5 menit adalah waktu yang cukup untuk sekedar istirahat, tidak terlalu lama memang, tapi cukup untuk mengisi energy kembali.
Kami lanjut pergi menuju pos 2. Jalan mulai sulit, langkah pun sedikit demi sedikit, tenaga juga kami irit-irit.
Di beberapa jam perjalanan, kami pun tiba di pos 2. Posisi pos ini tepat di tanjakan.
Kemudian pos 2 ke 3, jalan mulai rusak, orang-orang semakin padat. Bahkan, untuk melangkah pun rasanya seperti padat merayap.
Pos 3 ke 4, sebuah jarak yang cukup panjang, sehingga ada 3 pos bayangan di perjalanan ini.
Pos 4 ke Surken, tanjakan sangat curam, jalanpun perlu hati-hati.
Welcome to Alun-alun Suryakencana
Finally, sore hari, kami sampai di alun-alun. Sebuah padang yang begitu luas dihiasi dengan ribuan pohon si bunga abadi Edellweiss. Sebuah pemandangan yang sangat indah. Seketika, lelahku hilang, lelahku lenyap, lelahku tergantikan dengan kebahagiaan.
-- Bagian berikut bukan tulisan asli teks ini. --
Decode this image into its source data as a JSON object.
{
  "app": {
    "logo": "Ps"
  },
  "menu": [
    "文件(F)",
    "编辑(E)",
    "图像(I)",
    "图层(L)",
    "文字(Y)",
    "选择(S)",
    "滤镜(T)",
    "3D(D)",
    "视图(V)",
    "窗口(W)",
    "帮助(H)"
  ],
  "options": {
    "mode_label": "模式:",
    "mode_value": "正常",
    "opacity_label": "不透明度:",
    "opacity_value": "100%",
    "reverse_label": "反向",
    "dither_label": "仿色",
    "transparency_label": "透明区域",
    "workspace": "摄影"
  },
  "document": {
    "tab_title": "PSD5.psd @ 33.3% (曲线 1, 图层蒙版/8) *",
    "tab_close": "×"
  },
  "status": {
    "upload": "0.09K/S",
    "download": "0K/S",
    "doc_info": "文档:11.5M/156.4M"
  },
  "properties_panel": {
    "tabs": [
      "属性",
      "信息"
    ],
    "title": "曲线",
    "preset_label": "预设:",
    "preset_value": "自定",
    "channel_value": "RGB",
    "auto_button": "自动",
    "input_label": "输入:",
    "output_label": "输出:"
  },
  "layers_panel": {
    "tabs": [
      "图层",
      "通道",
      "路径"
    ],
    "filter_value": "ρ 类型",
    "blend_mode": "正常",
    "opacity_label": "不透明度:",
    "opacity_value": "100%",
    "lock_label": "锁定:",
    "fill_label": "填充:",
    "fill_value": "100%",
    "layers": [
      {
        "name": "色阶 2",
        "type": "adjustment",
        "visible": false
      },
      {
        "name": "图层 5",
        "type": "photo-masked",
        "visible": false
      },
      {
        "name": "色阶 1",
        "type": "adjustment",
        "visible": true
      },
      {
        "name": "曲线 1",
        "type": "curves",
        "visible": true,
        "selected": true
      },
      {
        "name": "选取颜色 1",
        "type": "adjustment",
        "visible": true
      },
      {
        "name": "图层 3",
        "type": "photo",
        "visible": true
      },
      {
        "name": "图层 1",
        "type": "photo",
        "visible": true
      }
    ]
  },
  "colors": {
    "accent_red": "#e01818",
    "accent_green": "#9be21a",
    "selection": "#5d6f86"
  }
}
Namun, beberapa menit kami sampai di alun-alun, kami langsung disambut dengan hujan. Hujan yang cukup lebat. Akhirnya, ponco pun kami keluarkan.
Hujan ini terus menemani kami ketika mendirikan tenda. Sepatu, celana, kaos kaki, semua basah.
Semalam di Alun-alun Suryakencana
Tempat ini memang tempat favorit para pendaki yang naik ke Gunung Gede. Tempatnya yang luas dengan hamparan rumput dan pohon bunga Edellweiss yang dihiasi dengan warna-warni tenda para pendaki.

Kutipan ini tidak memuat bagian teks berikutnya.